Q leverages the power of the open-source statistical language, R, for many of its features, and this includes allowing you to write your own R code in order to customize your analysis and reports. R and its ecosystem are constantly updating. Q needs to keep our R version up-to-date so that everything stays in sync.
A new version of R is about to be released, and R has become a little stricter about some of the things it lets you do. R is being stricter to help people write better code and make fewer mistakes. Before we roll out the latest version of R, we wanted to let our user community know about some of the key changes so that people who write their own R code can make sure that it still plays nicely with the latest version.
In this article, we cover the key changes that most normal R code writers need to be aware of. They come in two different kinds. We've included examples of these changes below:
- Changes that could break your code.
- Changes that could make your outputs look different.
- Other Changes
Note: If you aren't the sort of person who writes their own R code in Q, then you don't need to read this article. We test all of our R-based features thoroughly to make sure they don't break on you!
The new version will be released on Wednesday, 2nd August, 2023. If you have any concerns about the changes, please reach out to email@example.com for guidance.
Part 1 - Changes that can cause code to stop working
As mentioned above, R has gotten a bit stricter to help R users write better code. There are a couple of issues that currently show up as orange warnings in Q. In the new version of R, these will switch to errors.

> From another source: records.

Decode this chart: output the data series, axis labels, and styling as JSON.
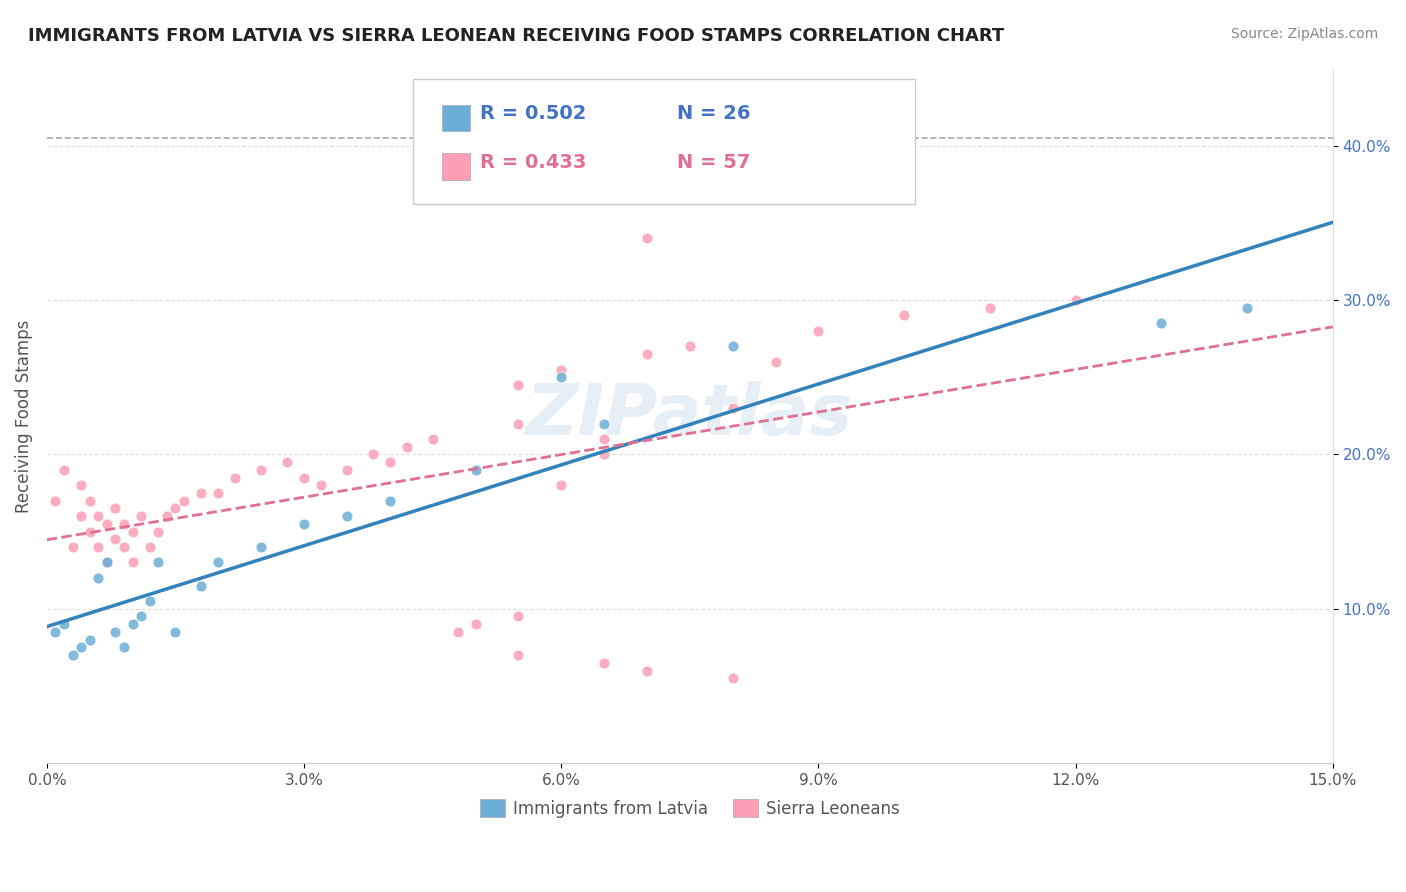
{
  "title": "IMMIGRANTS FROM LATVIA VS SIERRA LEONEAN RECEIVING FOOD STAMPS CORRELATION CHART",
  "source_text": "Source: ZipAtlas.com",
  "ylabel": "Receiving Food Stamps",
  "xlim": [
    0.0,
    0.15
  ],
  "ylim": [
    0.0,
    0.45
  ],
  "xticks": [
    0.0,
    0.03,
    0.06,
    0.09,
    0.12,
    0.15
  ],
  "xtick_labels": [
    "0.0%",
    "3.0%",
    "6.0%",
    "9.0%",
    "12.0%",
    "15.0%"
  ],
  "ytick_positions": [
    0.1,
    0.2,
    0.3,
    0.4
  ],
  "ytick_labels": [
    "10.0%",
    "20.0%",
    "30.0%",
    "40.0%"
  ],
  "watermark": "ZIPatlas",
  "legend_r_latvia": "R = 0.502",
  "legend_n_latvia": "N = 26",
  "legend_r_sierra": "R = 0.433",
  "legend_n_sierra": "N = 57",
  "legend_label_latvia": "Immigrants from Latvia",
  "legend_label_sierra": "Sierra Leoneans",
  "color_latvia": "#6baed6",
  "color_sierra": "#fa9fb5",
  "color_trend_latvia": "#3182bd",
  "color_trend_sierra": "#e07090",
  "color_dashed_line": "#aaaaaa",
  "scatter_alpha": 0.85,
  "scatter_size": 60,
  "latvia_x": [
    0.001,
    0.002,
    0.003,
    0.004,
    0.005,
    0.006,
    0.007,
    0.008,
    0.009,
    0.01,
    0.011,
    0.012,
    0.013,
    0.015,
    0.018,
    0.02,
    0.025,
    0.03,
    0.035,
    0.04,
    0.05,
    0.06,
    0.065,
    0.08,
    0.13,
    0.14
  ],
  "latvia_y": [
    0.085,
    0.09,
    0.07,
    0.075,
    0.08,
    0.12,
    0.13,
    0.085,
    0.075,
    0.09,
    0.095,
    0.105,
    0.13,
    0.085,
    0.115,
    0.13,
    0.14,
    0.155,
    0.16,
    0.17,
    0.19,
    0.25,
    0.22,
    0.27,
    0.285,
    0.295
  ],
  "sierra_x": [
    0.001,
    0.002,
    0.003,
    0.004,
    0.004,
    0.005,
    0.005,
    0.006,
    0.006,
    0.007,
    0.007,
    0.008,
    0.008,
    0.009,
    0.009,
    0.01,
    0.01,
    0.011,
    0.012,
    0.013,
    0.014,
    0.015,
    0.016,
    0.018,
    0.02,
    0.022,
    0.025,
    0.028,
    0.03,
    0.032,
    0.035,
    0.038,
    0.04,
    0.042,
    0.045,
    0.048,
    0.05,
    0.055,
    0.06,
    0.065,
    0.055,
    0.065,
    0.07,
    0.075,
    0.08,
    0.085,
    0.09,
    0.1,
    0.11,
    0.12,
    0.055,
    0.06,
    0.07,
    0.055,
    0.065,
    0.07,
    0.08
  ],
  "sierra_y": [
    0.17,
    0.19,
    0.14,
    0.16,
    0.18,
    0.15,
    0.17,
    0.14,
    0.16,
    0.13,
    0.155,
    0.145,
    0.165,
    0.14,
    0.155,
    0.13,
    0.15,
    0.16,
    0.14,
    0.15,
    0.16,
    0.165,
    0.17,
    0.175,
    0.175,
    0.185,
    0.19,
    0.195,
    0.185,
    0.18,
    0.19,
    0.2,
    0.195,
    0.205,
    0.21,
    0.085,
    0.09,
    0.095,
    0.18,
    0.2,
    0.22,
    0.21,
    0.34,
    0.27,
    0.23,
    0.26,
    0.28,
    0.29,
    0.295,
    0.3,
    0.245,
    0.255,
    0.265,
    0.07,
    0.065,
    0.06,
    0.055
  ]
}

Thus, you should check your code for the following and update it if necessary. The main two changes that we think Q users may encounter in custom code are described in this section.
Comparing multiple TRUE and FALSE values
When you want to compare a single pair of TRUE/FALSE values (these are called logical in R) and get a single value in return, you use double operators:
- For an AND operation, you write x && y to determine whether both x and y are true.
- For an OR operation, you write x || y to determine whether either x or y is true.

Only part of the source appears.